The Lumenwhite Kyara loudspeaker ($49,900) was presented in a striking French Nut wood veneer finish. The drivers, all custom-designed, include a 1-inch ceramic or diamond “cell” tweeter, a proprietary 5-inch “cell” ceramic midrange transducer, and three 6.6-inch “cell” ceradome woofers. Ahead of these three-ways were tube electronics and digital sources from Ayon Audio—adding up to a superb-sounding and detailed demo that I wish I’d stayed longer to enjoy.

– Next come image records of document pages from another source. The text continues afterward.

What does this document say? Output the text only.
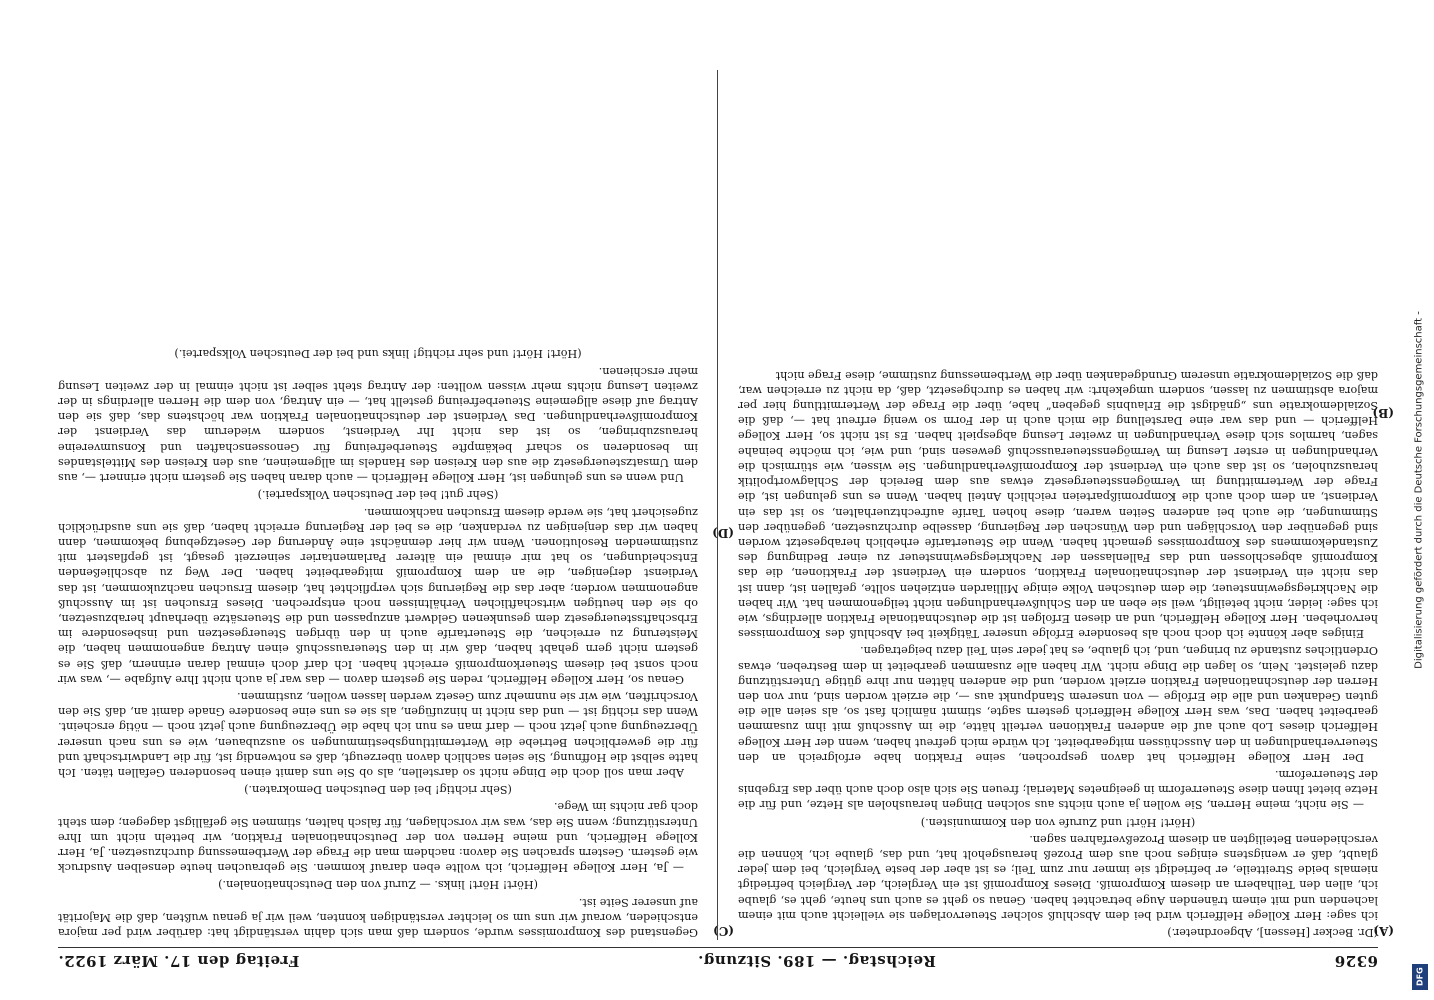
6326
Reichstag. — 189. Sitzung.
Freitag den 17. März 1922.
(A)
(B)
(C)
(D)

(Dr. Becker [Hessen], Abgeordneter.)

ich sage: Herr Kollege Helfferich wird bei dem Abschluß solcher Steuervorlagen sie vielleicht auch mit einem lachenden und mit einem tränenden Auge betrachtet haben. Genau so geht es auch uns heute, geht es, glaube ich, allen den Teilhabern an diesem Kompromiß. Dieses Kompromiß ist ein Vergleich, der Vergleich befriedigt niemals beide Streitteile, er befriedigt sie immer nur zum Teil; es ist aber der beste Vergleich, bei dem jeder glaubt, daß er wenigstens einiges noch aus dem Prozeß herausgeholt hat, und das, glaube ich, können die verschiedenen Beteiligten an diesem Prozeßverfahren sagen.

(Hört! Hört! und Zurufe von den Kommunisten.)

— Sie nicht, meine Herren, Sie wollen ja auch nichts aus solchen Dingen herausholen als Hetze, und für die Hetze bietet Ihnen diese Steuerreform in geeignetes Material; freuen Sie sich also doch auch über das Ergebnis der Steuerreform.

Der Herr Kollege Helfferich hat davon gesprochen, seine Fraktion habe erfolgreich an den Steuerverhandlungen in den Ausschüssen mitgearbeitet. Ich würde mich gefreut haben, wenn der Herr Kollege Helfferich dieses Lob auch auf die anderen Fraktionen verteilt hätte, die im Ausschuß mit ihm zusammen gearbeitet haben. Das, was Herr Kollege Helfferich gestern sagte, stimmt nämlich fast so, als seien alle die guten Gedanken und alle die Erfolge — von unserem Standpunkt aus —, die erzielt worden sind, nur von den Herren der deutschnationalen Fraktion erzielt worden, und die anderen hätten nur ihre gütige Unterstützung dazu geleistet. Nein, so lagen die Dinge nicht. Wir haben alle zusammen gearbeitet in dem Bestreben, etwas Ordentliches zustande zu bringen, und, ich glaube, es hat jeder sein Teil dazu beigetragen.

Einiges aber könnte ich doch noch als besondere Erfolge unserer Tätigkeit bei Abschluß des Kompromisses hervorheben. Herr Kollege Helfferich, und an diesen Erfolgen ist die deutschnationale Fraktion allerdings, wie ich sage: leider, nicht beteiligt, weil sie eben an den Schlußverhandlungen nicht teilgenommen hat. Wir haben die Nachkriegsgewinnsteuer, die dem deutschen Volke einige Milliarden entziehen sollte, gefallen ist, dann ist das nicht ein Verdienst der deutschnationalen Fraktion, sondern ein Verdienst der Fraktionen, die das Kompromiß abgeschlossen und das Fallenlassen der Nachkriegsgewinnsteuer zu einer Bedingung des Zustandekommens des Kompromisses gemacht haben. Wenn die Steuertarife erheblich herabgesetzt worden sind gegenüber den Vorschlägen und den Wünschen der Regierung, dasselbe durchzusetzen, gegenüber den Stimmungen, die auch bei anderen Seiten waren, diese hohen Tarife aufrechtzuerhalten, so ist das ein Verdienst, an dem doch auch die Kompromißparteien reichlich Anteil haben. Wenn es uns gelungen ist, die Frage der Wertermittlung im Vermögenssteuergesetz etwas aus dem Bereich der Schlagwortpolitik herauszuholen, so ist das auch ein Verdienst der Kompromißverhandlungen. Sie wissen, wie stürmisch die Verhandlungen in erster Lesung im Vermögenssteuerausschuß gewesen sind, und wie, ich möchte beinahe sagen, harmlos sich diese Verhandlungen in zweiter Lesung abgespielt haben. Es ist nicht so, Herr Kollege Helfferich — und das war eine Darstellung die mich auch in der Form so wenig erfreut hat —, daß die Sozialdemokratie uns „gnädigst die Erlaubnis gegeben“ habe, über die Frage der Wertermittlung hier per majora abstimmen zu lassen, sondern umgekehrt: wir haben es durchgesetzt, daß, da nicht zu erreichen war, daß die Sozialdemokratie unserem Grundgedanken über die Wertbemessung zustimme, diese Frage nicht

Gegenstand des Kompromisses wurde, sondern daß man sich dahin verständigt hat: darüber wird per majora entschieden, worauf wir uns um so leichter verständigen konnten, weil wir ja genau wußten, daß die Majorität auf unserer Seite ist.

(Hört! Hört! links. — Zuruf von den Deutschnationalen.)

— Ja, Herr Kollege Helfferich, ich wollte eben darauf kommen. Sie gebrauchen heute denselben Ausdruck wie gestern. Gestern sprachen Sie davon: nachdem man die Frage der Wertbemessung durchzusetzen. Ja, Herr Kollege Helfferich, und meine Herren von der Deutschnationalen Fraktion, wir betteln nicht um Ihre Unterstützung; wenn Sie das, was wir vorschlagen, für falsch halten, stimmen Sie gefälligst dagegen; dem steht doch gar nichts im Wege.

(Sehr richtig! bei den Deutschen Demokraten.)

Aber man soll doch die Dinge nicht so darstellen, als ob Sie uns damit einen besonderen Gefallen täten. Ich hatte selbst die Hoffnung, Sie seien sachlich davon überzeugt, daß es notwendig ist, für die Landwirtschaft und für die gewerblichen Betriebe die Wertermittlungsbestimmungen so auszubauen, wie es uns nach unserer Überzeugung auch jetzt noch — darf man es nun ich habe die Überzeugung auch jetzt noch — nötig erscheint. Wenn das richtig ist — und das nicht in hinzufügen, als sie es uns eine besondere Gnade damit an, daß Sie den Vorschriften, wie wir sie nunmehr zum Gesetz werden lassen wollen, zustimmen.

Genau so, Herr Kollege Helfferich, reden Sie gestern davon — das war ja auch nicht Ihre Aufgabe —, was wir noch sonst bei diesem Steuerkompromiß erreicht haben. Ich darf doch einmal daran erinnern, daß Sie es gestern nicht gern gehabt haben, daß wir in den Steuerausschuß einen Antrag angenommen haben, die Meisterung zu erreichen, die Steuertarife auch in den übrigen Steuergesetzen und insbesondere im Erbschaftssteuergesetz dem gesunkenen Geldwert anzupassen und die Steuersätze überhaupt herabzusetzen, ob sie den heutigen wirtschaftlichen Verhältnissen noch entsprechen. Dieses Ersuchen ist im Ausschuß angenommen worden; aber das die Regierung sich verpflichtet hat, diesem Ersuchen nachzukommen, ist das Verdienst derjenigen, die an dem Kompromiß mitgearbeitet haben. Der Weg zu abschließenden Entscheidungen, so hat mir einmal ein älterer Parlamentarier seinerzeit gesagt, ist gepflastert mit zustimmenden Resolutionen. Wenn wir hier demnächst eine Änderung der Gesetzgebung bekommen, dann haben wir das denjenigen zu verdanken, die es bei der Regierung erreicht haben, daß sie uns ausdrücklich zugesichert hat, sie werde diesem Ersuchen nachkommen.

(Sehr gut! bei der Deutschen Volkspartei.)

Und wenn es uns gelungen ist, Herr Kollege Helfferich — auch daran haben Sie gestern nicht erinnert —, aus dem Umsatzsteuergesetz die aus den Kreisen des Handels im allgemeinen, aus den Kreisen des Mittelstandes im besonderen so scharf bekämpfte Steuerbefreiung für Genossenschaften und Konsumvereine herauszubringen, so ist das nicht Ihr Verdienst, sondern wiederum das Verdienst der Kompromißverhandlungen. Das Verdienst der deutschnationalen Fraktion war höchstens das, daß sie den Antrag auf diese allgemeine Steuerbefreiung gestellt hat, — ein Antrag, von dem die Herren allerdings in der zweiten Lesung nichts mehr wissen wollten: der Antrag steht selber ist nicht einmal in der zweiten Lesung mehr erschienen.

(Hört! Hört! und sehr richtig! links und bei der Deutschen Volkspartei.)	Digitalisierung gefördert durch die Deutsche Forschungsgemeinschaft -
DFG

Next Level Audio exhibited the exemplary Raidho D1.1 stand-mounted two-ways with recent crossover upgrades ($28,750 in black)—in an eye-popping lime green (~$30k, pictured above)—in a demo paired with the new Aavik Acoustics U-150 integrated amplifier and Ansuz cabling. (For more on the Aavik amp, see Greg Weaver’s show report.) This system offered full, rich sound balanced with high resolution plus substance and musicality…on digital playback no less. Super sound for smaller spaces.
Best of Show
Best Sound (cost no object)
Too many speakers, too little time…I don’t feel I had sufficient listening time to determine this fairly but a few standouts were the Avantgarde Acoustics Trio XD system with four basshorns ($148,700) powered by Esoteric Grandioso electronics; another was High Water Sound’s room with Horning Aristotle Ellipse speakers ($16k) with Arte Forma tube electronics and TW-Acustic AC/3 turntable source; and yeah, those knock-em-dead VSA Ultra11s with VAC electronics packed a punch.
Best Sound (for the money)
The “game-changer” cliché is overused but it applies to the show-stopping $9800 Magico A3. For even less coin, Elac once again delivered the sonic goods with its new DB-62 speakers ($300).
Most Significant Product Introductions
A tie: The buzzworthy Magico A3 and Gayle Sanders Eikon Image 1 loudspeaker system.
Most Significant Trends
The creation of “little brother” versions of ultra-high-end loudspeakers to suit smaller spaces. More color and “lifestyle” finishes available for loudspeakers: Focal, Raidho, Gryphon, Avantgarde Acoustic, etc. Audiophiles, hi-fi fans, and music lovers of a wider age range than usual attended the show.
Most Coveted Products
That crazy Avantgarde Acoustic horn system in its big-time colorful splendor. The Stein Audio Bobby loudspeakers. And some Magico A3s wouldn’t hurt.